Courtney Cramey – Monday, October 14
I work in the justice system in South Australia and statistics show that Indigenous Australians have higher incarceration rates than non-indigenous Australians, so I supervise a lot of people who are from these communities and have seen how much their culture means to them.
But I’d never been out to a remote community before, so to get that experience and understanding was really beneficial both personally and professionally.
I went into the experience with my eyes and ears open and just wanted to learn more about the people, their culture and their history.
I loved hearing stories about their history and how they are interacting with other people outside their community as well.
Monday was the first day back after school holidays and we heard that it might be a struggle to get a lot of kids into class, so Ally Anderson and I went around to the community picking kids up from their houses and bringing them to school.
We got the football out and stood in front of some houses, and the kids saw the Red Dust shirts, with people holding a footy, and were keen to come along to class.

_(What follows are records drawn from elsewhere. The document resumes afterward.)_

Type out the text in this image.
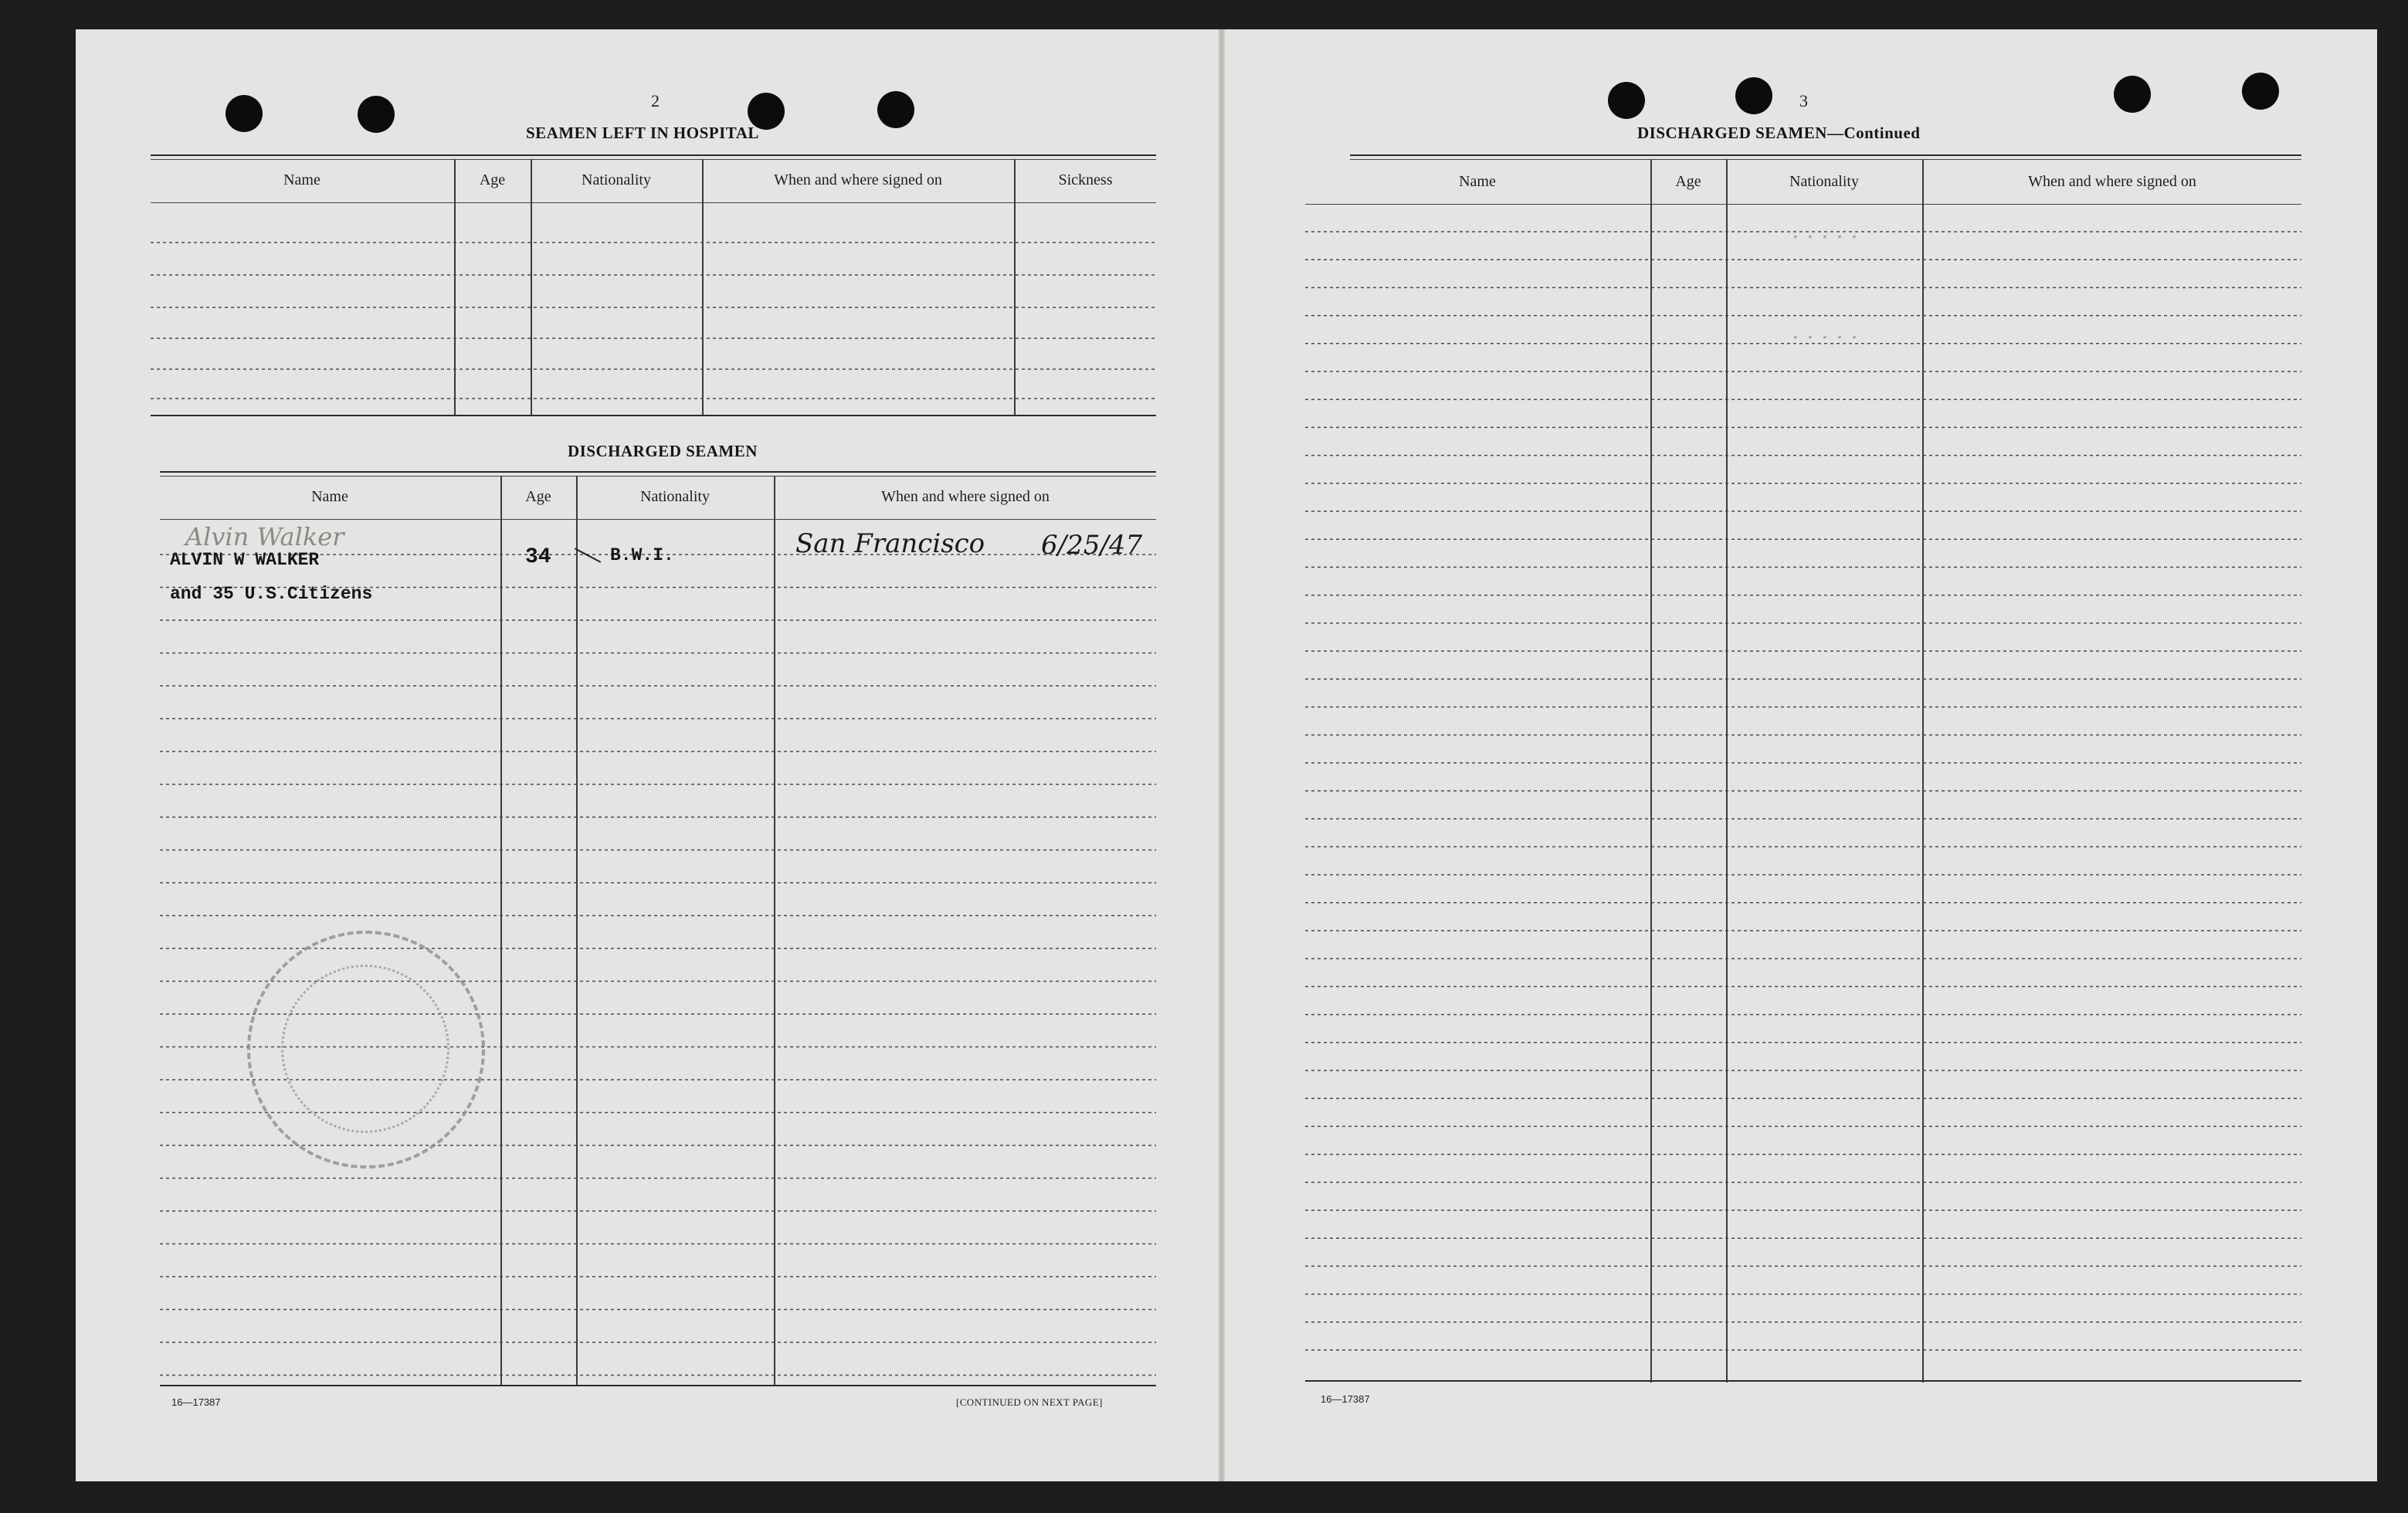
· · · · ·
· · · · ·
2
SEAMEN LEFT IN HOSPITAL
Name	Age	Nationality	When and where signed on	Sickness
DISCHARGED SEAMEN
Name	Age	Nationality	When and where signed on
Alvin Walker
ALVIN W WALKER
and 35 U.S.Citizens
34	B.W.I.	San Francisco 6/25/47
16—17387	[CONTINUED ON NEXT PAGE]
3
DISCHARGED SEAMEN—Continued
Name	Age	Nationality	When and where signed on
16—17387
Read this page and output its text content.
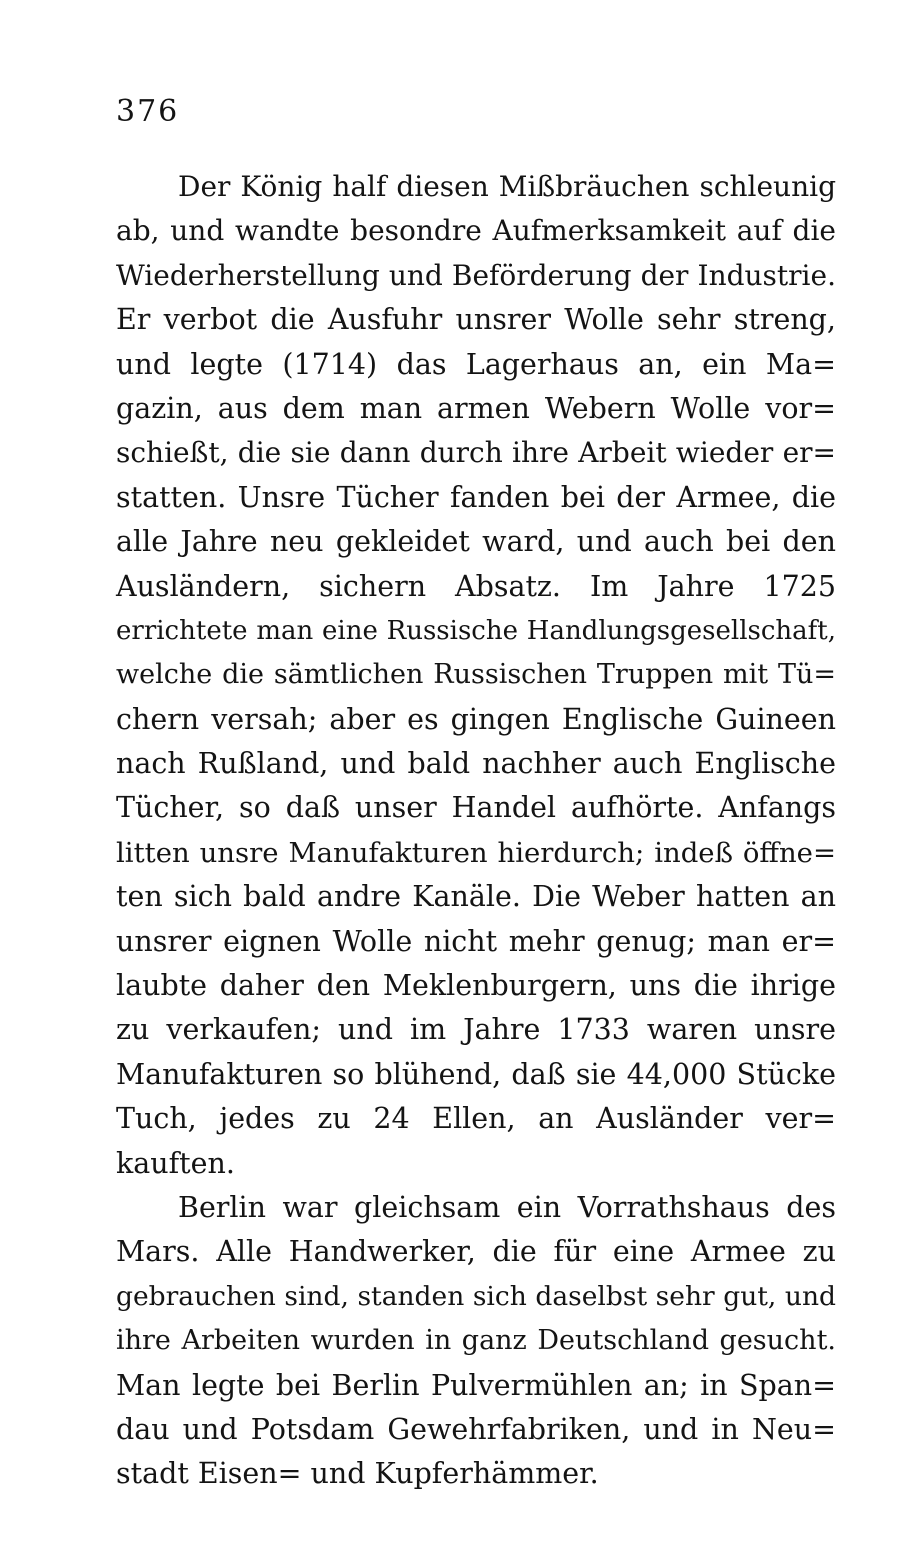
376
Der König half diesen Mißbräuchen schleunig
ab, und wandte besondre Aufmerksamkeit auf die
Wiederherstellung und Beförderung der Industrie.
Er verbot die Ausfuhr unsrer Wolle sehr streng,
und legte (1714) das Lagerhaus an, ein Ma=
gazin, aus dem man armen Webern Wolle vor=
schießt, die sie dann durch ihre Arbeit wieder er=
statten. Unsre Tücher fanden bei der Armee, die
alle Jahre neu gekleidet ward, und auch bei den
Ausländern, sichern Absatz. Im Jahre 1725
errichtete man eine Russische Handlungsgesellschaft,
welche die sämtlichen Russischen Truppen mit Tü=
chern versah; aber es gingen Englische Guineen
nach Rußland, und bald nachher auch Englische
Tücher, so daß unser Handel aufhörte. Anfangs
litten unsre Manufakturen hierdurch; indeß öffne=
ten sich bald andre Kanäle. Die Weber hatten an
unsrer eignen Wolle nicht mehr genug; man er=
laubte daher den Meklenburgern, uns die ihrige
zu verkaufen; und im Jahre 1733 waren unsre
Manufakturen so blühend, daß sie 44,000 Stücke
Tuch, jedes zu 24 Ellen, an Ausländer ver=
kauften.
Berlin war gleichsam ein Vorrathshaus des
Mars. Alle Handwerker, die für eine Armee zu
gebrauchen sind, standen sich daselbst sehr gut, und
ihre Arbeiten wurden in ganz Deutschland gesucht.
Man legte bei Berlin Pulvermühlen an; in Span=
dau und Potsdam Gewehrfabriken, und in Neu=
stadt Eisen= und Kupferhämmer.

The days mostly revolved around soccer, basketball and footy in the morning, before classroom activities. I also spent time in the pre-school as well, trying to get the kids in the habits of blowing their nose, wiping their faces with wipes and putting sunscreen on – enforcing the importance of healthy habits.
Seeing the smile on the kids’ faces – they’re just so happy – is the most rewarding part. They ask you for help, they want to get to know you and it’s really cool.
On the first night, I was also given a ‘skin name’ by the elders, which is their way of welcoming you into the community, and, for me, understanding how that all works and being given my own name was special.
If anyone is thinking about doing something like this, I’d encourage them to do so.
Go into it with your eyes and ears open and get a real sense of the Aboriginal culture – it’s an unbelievable experience and one you’ll forever hold dear to your heart.